I've now read two full novels and a novella1 on my G1 using FBReaderJ. FBReaderJ is loosely a Java port of FBReader, which is a somewhat strange piece of software. Although FBReader has a fairly small (if vocal) user base in the English-speaking world, it's the de facto standard in Russia, where newly released books are even sold commercially in the FBReader-specific "Fiction Book 2" (FB2) format. The original FBReader supports most currently-used e-book formats, but FBReaderJ supports only FB2 and and EPUB.
EPUB! That means it must have a full XHTML and CSS renderer, probably integrating WebKit in some fashion, right? Actually, no, and the software is probably better for it.

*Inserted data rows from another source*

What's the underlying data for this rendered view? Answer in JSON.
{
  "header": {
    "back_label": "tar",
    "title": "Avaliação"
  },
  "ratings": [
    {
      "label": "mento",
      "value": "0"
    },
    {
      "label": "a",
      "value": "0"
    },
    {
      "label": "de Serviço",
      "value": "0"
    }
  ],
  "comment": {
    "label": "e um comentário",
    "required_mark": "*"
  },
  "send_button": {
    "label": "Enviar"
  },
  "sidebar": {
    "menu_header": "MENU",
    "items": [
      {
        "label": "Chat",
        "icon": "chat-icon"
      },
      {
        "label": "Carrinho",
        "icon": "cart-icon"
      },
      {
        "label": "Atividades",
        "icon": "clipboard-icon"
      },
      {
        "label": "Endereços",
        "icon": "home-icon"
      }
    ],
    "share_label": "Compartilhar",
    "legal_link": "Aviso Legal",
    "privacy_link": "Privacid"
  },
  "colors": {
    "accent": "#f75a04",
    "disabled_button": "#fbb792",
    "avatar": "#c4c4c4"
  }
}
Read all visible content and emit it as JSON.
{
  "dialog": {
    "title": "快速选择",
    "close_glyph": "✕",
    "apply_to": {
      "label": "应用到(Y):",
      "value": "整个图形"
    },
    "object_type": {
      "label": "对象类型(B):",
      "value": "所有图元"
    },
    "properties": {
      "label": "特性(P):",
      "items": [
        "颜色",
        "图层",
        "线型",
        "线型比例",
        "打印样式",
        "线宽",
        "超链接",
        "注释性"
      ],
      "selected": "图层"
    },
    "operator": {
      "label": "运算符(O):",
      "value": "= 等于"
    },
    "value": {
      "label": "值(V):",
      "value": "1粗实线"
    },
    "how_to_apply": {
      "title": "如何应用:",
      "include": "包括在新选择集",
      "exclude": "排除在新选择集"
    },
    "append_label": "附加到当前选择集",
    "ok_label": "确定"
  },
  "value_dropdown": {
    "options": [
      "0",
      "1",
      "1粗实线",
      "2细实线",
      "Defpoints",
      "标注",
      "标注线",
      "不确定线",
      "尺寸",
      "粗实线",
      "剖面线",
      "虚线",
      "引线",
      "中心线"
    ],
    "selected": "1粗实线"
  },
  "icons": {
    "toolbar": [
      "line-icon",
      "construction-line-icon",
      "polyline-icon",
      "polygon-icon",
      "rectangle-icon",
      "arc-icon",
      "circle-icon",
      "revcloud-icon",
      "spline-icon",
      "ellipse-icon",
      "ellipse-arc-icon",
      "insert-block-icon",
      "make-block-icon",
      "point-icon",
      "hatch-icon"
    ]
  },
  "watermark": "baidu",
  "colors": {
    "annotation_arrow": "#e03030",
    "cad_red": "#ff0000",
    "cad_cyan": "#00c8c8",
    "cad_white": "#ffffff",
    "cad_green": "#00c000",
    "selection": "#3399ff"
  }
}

In e-book formats and reading software there exists a tension between book creator and reader control of formatting features. Mobipocket and eReader (and FB2) put almost all the control in the hands of the reader. In Mobipocket, for example, the book creator can specify the paragraph alignment and indentation, but not the line spacing or base font size2. LIT strikes something of a compromise by providing a desktop reader application which respects many creator-specified properties like base font size and line-spacing, but ignores them in the PocketPC version of the software. EPUB swings the pendulum all the way in to the side of the book creator — the creator may specify a particular typeface (and embed the necessary fonts), type size, line spacing, margins, column arrangement, and so on.
In theory this aspect of EPUB is wonderful, but I've become less and less enthusiastic about it. For many reasons, please see my last post on how Mobipocket hits a worse-is-better engineering sweet spot. One I just barely touch on there is usability (in the weak sense). I've spent many many hours writing and tweaking my EPUB-conversion pipeline in order to produce what I find to be optimally-readable files for my Sony Reader. I've had to bring to bear the entirety of my engineering skill to specify the font I want, the line-spacing I want, and the margins I want. In FBReaderJ, these are just settings in the application, and I was able to sort out something pleasing and readable in about 5 minutes.
This isn't without cost, of course. FBReaderJ doesn't have a real CSS parser, and barely understand HTML. In the books I've read with it so far, this has led to completely missing significant whitespace and absent meaningful formatting (such as text emphasized with italics). This is probably pushing the tradeoff too far the counter-creator direction, but I do have to admit — rendering the text with a legible line-spacing is for more important for basic readability than a handful of blank lines and italics.
1 Richard Herley's Refuge, Cory Doctorow's Little Brother, and Doctorow and Rosenbaum's "True Names."
2 Well, mostly. Apparently there are some "large print" Kindle books out
there which use the almost unbelievably bad hack of wrapping all text in
<font/> elements and using a default @size of 5.